Заупокойная служба кончилась. Гроб подняли с козел, на которых он стоял, и понесли на кладбище, где ждала его вырытая могила. Причт с пением псалмов двинулся за гробом, а следом повалила толпа. И у самых суровых мужчин щемит сердце, когда причт стоит вокруг могилы с погашенными свечами, а священник кропит ее святой водой под пение «покойся с миром», потом кропит гроб, сняв с него траурный покров, и вот уже о крышку гроба глухо ударяют первые комья земли. Гроб опустили в могилу, и ничто пока не нарушило торжественного и печального обряда. Священник в последний раз благословил покойницу и с последним «амен» отошел от могильной ямы, оставив позади себя глубокую и мрачную тишину. Наступила очередь прихожан кропить могилу святой водой и бросать в нее землю. Все это время Клотт молилась за холмиком свежевырытой земли, никем не замеченная, но теперь подалась вперед и оказалась как раз позади мужчины с кропилом. Клотт потянулась за кропилом, мужчина, передавая его, взглянул на протянутую руку, потом на ту, что ее протягивала…

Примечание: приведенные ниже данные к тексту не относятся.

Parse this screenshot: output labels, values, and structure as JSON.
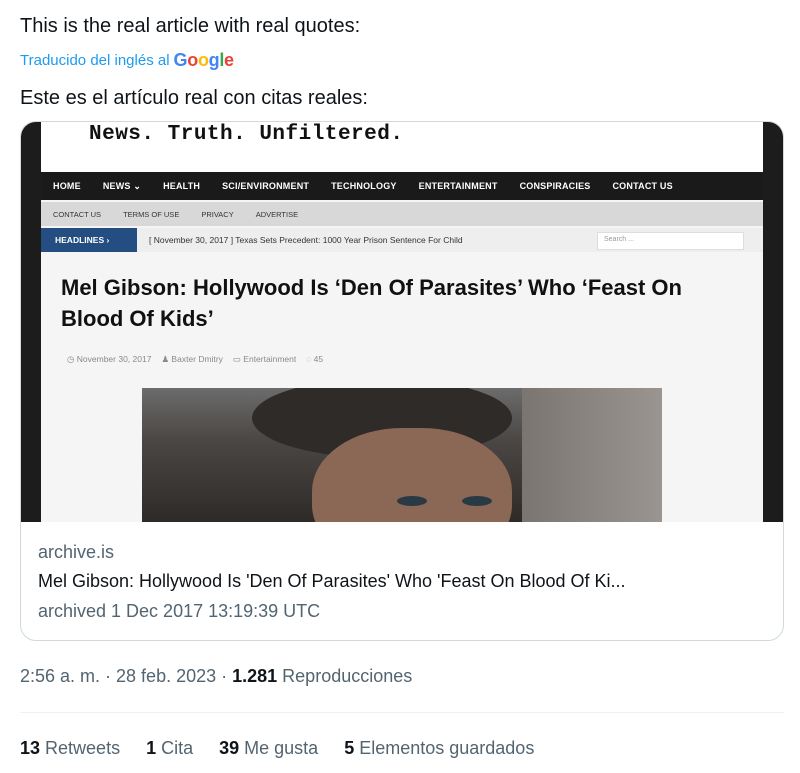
{
  "tweet": {
    "text_en": "This is the real article with real quotes:",
    "translated_label": "Traducido del inglés al",
    "translator_brand": {
      "G": "G",
      "o1": "o",
      "o2": "o",
      "g": "g",
      "l": "l",
      "e": "e"
    },
    "text_es": "Este es el artículo real con citas reales:"
  },
  "card": {
    "site": {
      "tagline": "News. Truth. Unfiltered.",
      "main_nav": [
        "HOME",
        "NEWS ⌄",
        "HEALTH",
        "SCI/ENVIRONMENT",
        "TECHNOLOGY",
        "ENTERTAINMENT",
        "CONSPIRACIES",
        "CONTACT US"
      ],
      "sub_nav": [
        "CONTACT US",
        "TERMS OF USE",
        "PRIVACY",
        "ADVERTISE"
      ],
      "headlines_label": "HEADLINES ›",
      "ticker": "[ November 30, 2017 ]  Texas Sets Precedent: 1000 Year Prison Sentence For Child",
      "search_placeholder": "Search ...",
      "article_title": "Mel Gibson: Hollywood Is ‘Den Of Parasites’ Who ‘Feast On Blood Of Kids’",
      "meta": {
        "date": "◷ November 30, 2017",
        "author": "♟ Baxter Dmitry",
        "category": "▭ Entertainment",
        "comments": "◌ 45"
      }
    },
    "domain": "archive.is",
    "title": "Mel Gibson: Hollywood Is 'Den Of Parasites' Who 'Feast On Blood Of Ki...",
    "archived": "archived 1 Dec 2017 13:19:39 UTC"
  },
  "footer": {
    "time": "2:56 a. m. · 28 feb. 2023 · ",
    "views_count": "1.281",
    "views_label": " Reproducciones",
    "retweets_count": "13",
    "retweets_label": " Retweets",
    "quotes_count": "1",
    "quotes_label": " Cita",
    "likes_count": "39",
    "likes_label": " Me gusta",
    "bookmarks_count": "5",
    "bookmarks_label": " Elementos guardados"
  },
  "colors": {
    "link_blue": "#1d9bf0",
    "secondary_text": "#536471",
    "headline_badge": "#244d82"
  }
}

— Да это же Клотт! — воскликнул он, передернувшись, и отшатнулся, словно протянутая к нему рука грозила заразить его чумой. — Что тебе здесь понадобилась, стриженая? Для какой новой беды ты выползла из своей норы?

Имя «Клотт», ее неожиданное присутствие на кладбище, испуг и брезгливость, выказанные крестьянином, мгновенно подействовали на толпу, зарядив ее тем особым зарядом, какой всегда предваряет из ряда вон выходящие несчастья.

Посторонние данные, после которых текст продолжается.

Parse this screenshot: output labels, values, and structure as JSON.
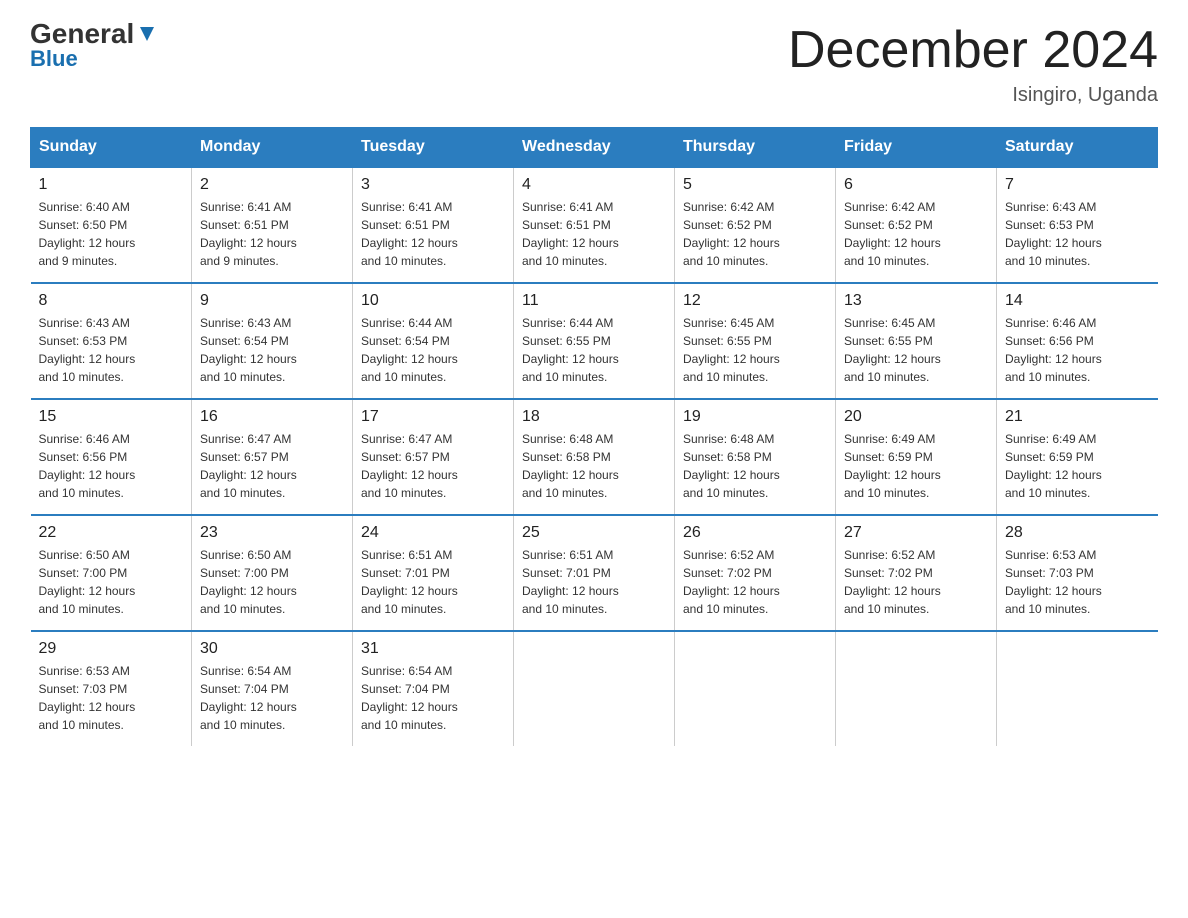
{
  "logo": {
    "general": "General",
    "blue": "Blue"
  },
  "title": "December 2024",
  "location": "Isingiro, Uganda",
  "days_of_week": [
    "Sunday",
    "Monday",
    "Tuesday",
    "Wednesday",
    "Thursday",
    "Friday",
    "Saturday"
  ],
  "weeks": [
    [
      {
        "day": "1",
        "sunrise": "6:40 AM",
        "sunset": "6:50 PM",
        "daylight": "12 hours and 9 minutes."
      },
      {
        "day": "2",
        "sunrise": "6:41 AM",
        "sunset": "6:51 PM",
        "daylight": "12 hours and 9 minutes."
      },
      {
        "day": "3",
        "sunrise": "6:41 AM",
        "sunset": "6:51 PM",
        "daylight": "12 hours and 10 minutes."
      },
      {
        "day": "4",
        "sunrise": "6:41 AM",
        "sunset": "6:51 PM",
        "daylight": "12 hours and 10 minutes."
      },
      {
        "day": "5",
        "sunrise": "6:42 AM",
        "sunset": "6:52 PM",
        "daylight": "12 hours and 10 minutes."
      },
      {
        "day": "6",
        "sunrise": "6:42 AM",
        "sunset": "6:52 PM",
        "daylight": "12 hours and 10 minutes."
      },
      {
        "day": "7",
        "sunrise": "6:43 AM",
        "sunset": "6:53 PM",
        "daylight": "12 hours and 10 minutes."
      }
    ],
    [
      {
        "day": "8",
        "sunrise": "6:43 AM",
        "sunset": "6:53 PM",
        "daylight": "12 hours and 10 minutes."
      },
      {
        "day": "9",
        "sunrise": "6:43 AM",
        "sunset": "6:54 PM",
        "daylight": "12 hours and 10 minutes."
      },
      {
        "day": "10",
        "sunrise": "6:44 AM",
        "sunset": "6:54 PM",
        "daylight": "12 hours and 10 minutes."
      },
      {
        "day": "11",
        "sunrise": "6:44 AM",
        "sunset": "6:55 PM",
        "daylight": "12 hours and 10 minutes."
      },
      {
        "day": "12",
        "sunrise": "6:45 AM",
        "sunset": "6:55 PM",
        "daylight": "12 hours and 10 minutes."
      },
      {
        "day": "13",
        "sunrise": "6:45 AM",
        "sunset": "6:55 PM",
        "daylight": "12 hours and 10 minutes."
      },
      {
        "day": "14",
        "sunrise": "6:46 AM",
        "sunset": "6:56 PM",
        "daylight": "12 hours and 10 minutes."
      }
    ],
    [
      {
        "day": "15",
        "sunrise": "6:46 AM",
        "sunset": "6:56 PM",
        "daylight": "12 hours and 10 minutes."
      },
      {
        "day": "16",
        "sunrise": "6:47 AM",
        "sunset": "6:57 PM",
        "daylight": "12 hours and 10 minutes."
      },
      {
        "day": "17",
        "sunrise": "6:47 AM",
        "sunset": "6:57 PM",
        "daylight": "12 hours and 10 minutes."
      },
      {
        "day": "18",
        "sunrise": "6:48 AM",
        "sunset": "6:58 PM",
        "daylight": "12 hours and 10 minutes."
      },
      {
        "day": "19",
        "sunrise": "6:48 AM",
        "sunset": "6:58 PM",
        "daylight": "12 hours and 10 minutes."
      },
      {
        "day": "20",
        "sunrise": "6:49 AM",
        "sunset": "6:59 PM",
        "daylight": "12 hours and 10 minutes."
      },
      {
        "day": "21",
        "sunrise": "6:49 AM",
        "sunset": "6:59 PM",
        "daylight": "12 hours and 10 minutes."
      }
    ],
    [
      {
        "day": "22",
        "sunrise": "6:50 AM",
        "sunset": "7:00 PM",
        "daylight": "12 hours and 10 minutes."
      },
      {
        "day": "23",
        "sunrise": "6:50 AM",
        "sunset": "7:00 PM",
        "daylight": "12 hours and 10 minutes."
      },
      {
        "day": "24",
        "sunrise": "6:51 AM",
        "sunset": "7:01 PM",
        "daylight": "12 hours and 10 minutes."
      },
      {
        "day": "25",
        "sunrise": "6:51 AM",
        "sunset": "7:01 PM",
        "daylight": "12 hours and 10 minutes."
      },
      {
        "day": "26",
        "sunrise": "6:52 AM",
        "sunset": "7:02 PM",
        "daylight": "12 hours and 10 minutes."
      },
      {
        "day": "27",
        "sunrise": "6:52 AM",
        "sunset": "7:02 PM",
        "daylight": "12 hours and 10 minutes."
      },
      {
        "day": "28",
        "sunrise": "6:53 AM",
        "sunset": "7:03 PM",
        "daylight": "12 hours and 10 minutes."
      }
    ],
    [
      {
        "day": "29",
        "sunrise": "6:53 AM",
        "sunset": "7:03 PM",
        "daylight": "12 hours and 10 minutes."
      },
      {
        "day": "30",
        "sunrise": "6:54 AM",
        "sunset": "7:04 PM",
        "daylight": "12 hours and 10 minutes."
      },
      {
        "day": "31",
        "sunrise": "6:54 AM",
        "sunset": "7:04 PM",
        "daylight": "12 hours and 10 minutes."
      },
      null,
      null,
      null,
      null
    ]
  ]
}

Клотт побледнела, услышав, что ее назвали «стриженой», напомнив о перенесенном унижении, и без того не забытом, но и бровью не повела, будто ничего не слышала, будто боль о погибшей Жанне иссушила весь ее гнев.

— Дай кропило, я благословлю ее, — сказала она медленно и прибавила с твердой кротостью и поистине королевской снисходительностью: — Не оскорбляй старость, когда рядом смерть.

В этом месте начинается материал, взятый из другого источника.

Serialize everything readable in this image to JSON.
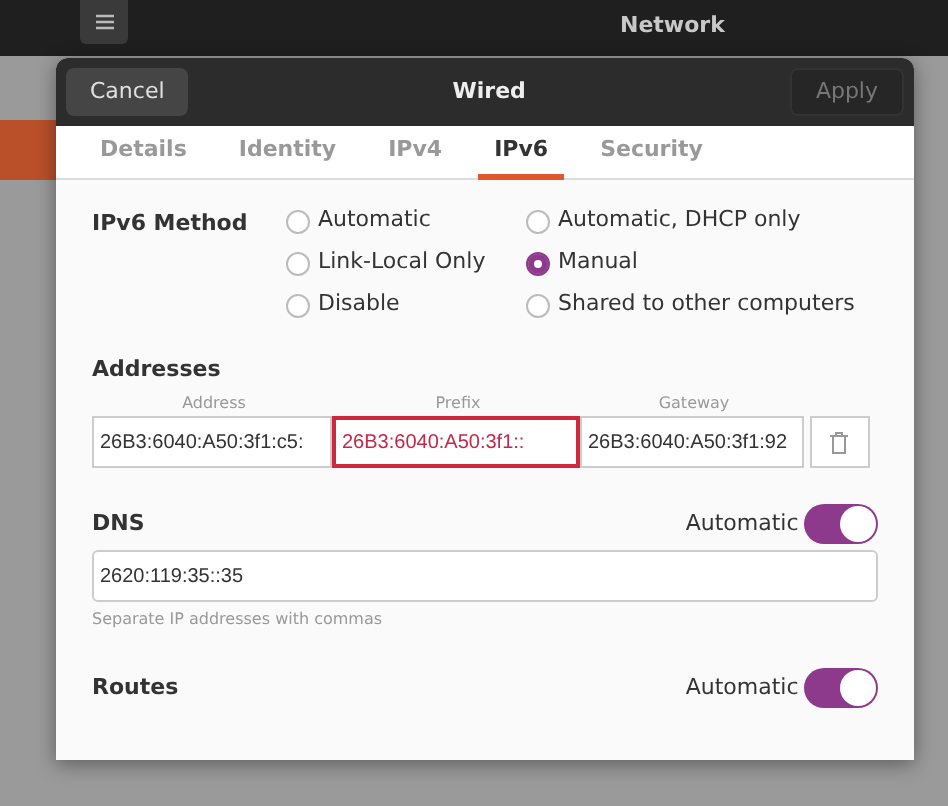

Но что проку в кротости? Человек, к которому она обратилась, был груб и жесток от природы, а его ремесло только усугубило природную жестокость. Белопустынский мясник по имени Оже с детства боялся и ненавидел Клотт. Его отец вместе с тремя другими парнями в 1793 году привязал Клотт к позорному столбу на рынке и состриг проклятыми ножницами волосы, которыми она так гордилась. Вскоре после нанесенного Клотт оскорбления мясник погиб насильственной смертью, и семья, оплакивая кормильца, глухо винила в его смерти ведьму Клотт. Сын убитого не просто осуждал, презирал или брезговал «барской прислужницей» — он ее ненавидел и, ненавидя, был неумолим.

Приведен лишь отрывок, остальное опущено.